U.S government workers confront new realities
- sciart0
- Apr 16
- 1 min read
Excerpt: Federal workers are accustomed to the quadrennial ebb and flow of agency leadership and the accompanying shifts in priorities. But this time, “it’s like a psyop—they’re after you; you’re the enemy,” a senior Foreign Service officer stationed abroad told me. The problem isn’t just the low morale. It’s the dysfunction.
In many cases, federal employees are simply unable to do the work for which they are paid by the American taxpayer. “At least 50 percent of my time is devoted to trying to deal with the repercussions, the shock” of having hundreds of colleagues suddenly disappear, including many researchers who oversaw studies, one senior National Institutes of Health scientist based in Bethesda, Maryland, told me. What outside observers haven’t yet grasped, he and other federal employees said, is just how far things have spiraled out of control.

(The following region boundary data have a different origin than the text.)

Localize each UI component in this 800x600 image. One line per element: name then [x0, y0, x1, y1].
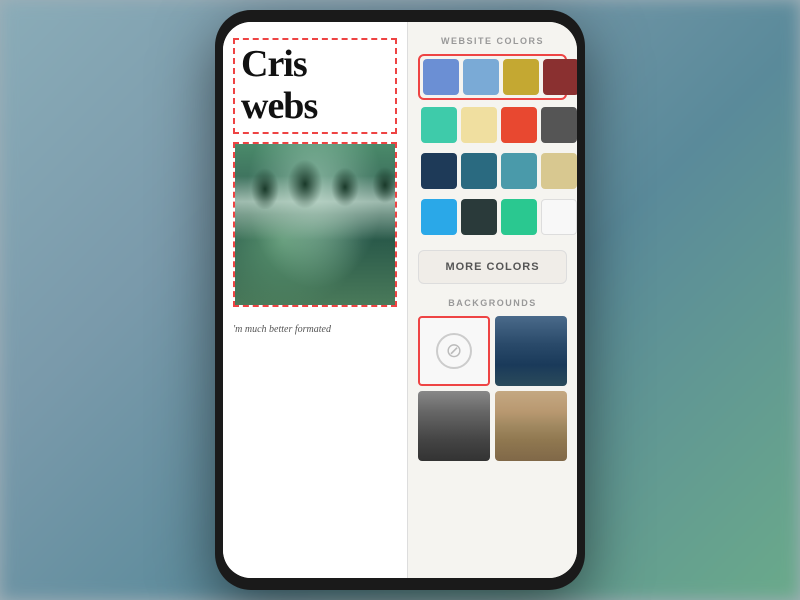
preview-text-area: 'm much better formated — [233, 315, 397, 341]
color-swatch[interactable] — [421, 153, 457, 189]
color-row-2 — [418, 104, 567, 146]
color-swatch[interactable] — [543, 59, 577, 95]
color-panel: WEBSITE COLORS — [408, 22, 577, 578]
color-swatch[interactable] — [421, 199, 457, 235]
color-swatch[interactable] — [423, 59, 459, 95]
color-row-4 — [418, 196, 567, 238]
color-swatch[interactable] — [541, 153, 577, 189]
color-swatch[interactable] — [503, 59, 539, 95]
color-swatch[interactable] — [501, 199, 537, 235]
color-swatch[interactable] — [421, 107, 457, 143]
phone-screen: Cris webs 'm much better formated WEBSIT… — [223, 22, 577, 578]
color-swatch[interactable] — [501, 153, 537, 189]
phone-frame: Cris webs 'm much better formated WEBSIT… — [215, 10, 585, 590]
color-swatch[interactable] — [541, 107, 577, 143]
preview-title-line1: Cris — [241, 43, 307, 85]
backgrounds-grid: ⊘ — [418, 316, 567, 461]
preview-panel: Cris webs 'm much better formated — [223, 22, 408, 578]
preview-image — [235, 144, 395, 305]
more-colors-button[interactable]: MORE COLORS — [418, 250, 567, 284]
color-swatch[interactable] — [501, 107, 537, 143]
color-swatch[interactable] — [461, 153, 497, 189]
backgrounds-label: BACKGROUNDS — [418, 298, 567, 308]
preview-body-text: 'm much better formated — [233, 324, 331, 335]
color-swatch[interactable] — [463, 59, 499, 95]
preview-title-area: Cris webs — [233, 38, 397, 134]
preview-title-line2: webs — [241, 85, 317, 127]
color-row-selected — [418, 54, 567, 100]
color-swatch[interactable] — [461, 107, 497, 143]
preview-image-area — [233, 142, 397, 307]
background-buildings[interactable] — [495, 391, 567, 461]
color-swatch[interactable] — [461, 199, 497, 235]
preview-content: Cris webs 'm much better formated — [223, 22, 407, 578]
background-none[interactable]: ⊘ — [418, 316, 490, 386]
background-ocean[interactable] — [495, 316, 567, 386]
website-colors-label: WEBSITE COLORS — [418, 36, 567, 46]
color-swatch[interactable] — [541, 199, 577, 235]
background-city[interactable] — [418, 391, 490, 461]
no-background-icon: ⊘ — [436, 333, 472, 369]
color-row-3 — [418, 150, 567, 192]
preview-title: Cris webs — [241, 44, 389, 128]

Most federal workers know—and will freely volunteer—that some bloat in government exists. Certain contracts should be reviewed, many acknowledged to me, and particular programs axed. “Do we have to know every single language? Maybe not,” the senior Foreign Service officer told me. “Reasonable people can disagree about whether we need 27 communications shops at NIH,” a retired senior scientist at the agency, who requested anonymity to protect his former colleagues from retaliation, told me.
The problem they have is with the administration’s approach—instead of being thoughtful and precise, it looks more like giving a haircut with a hedge trimmer.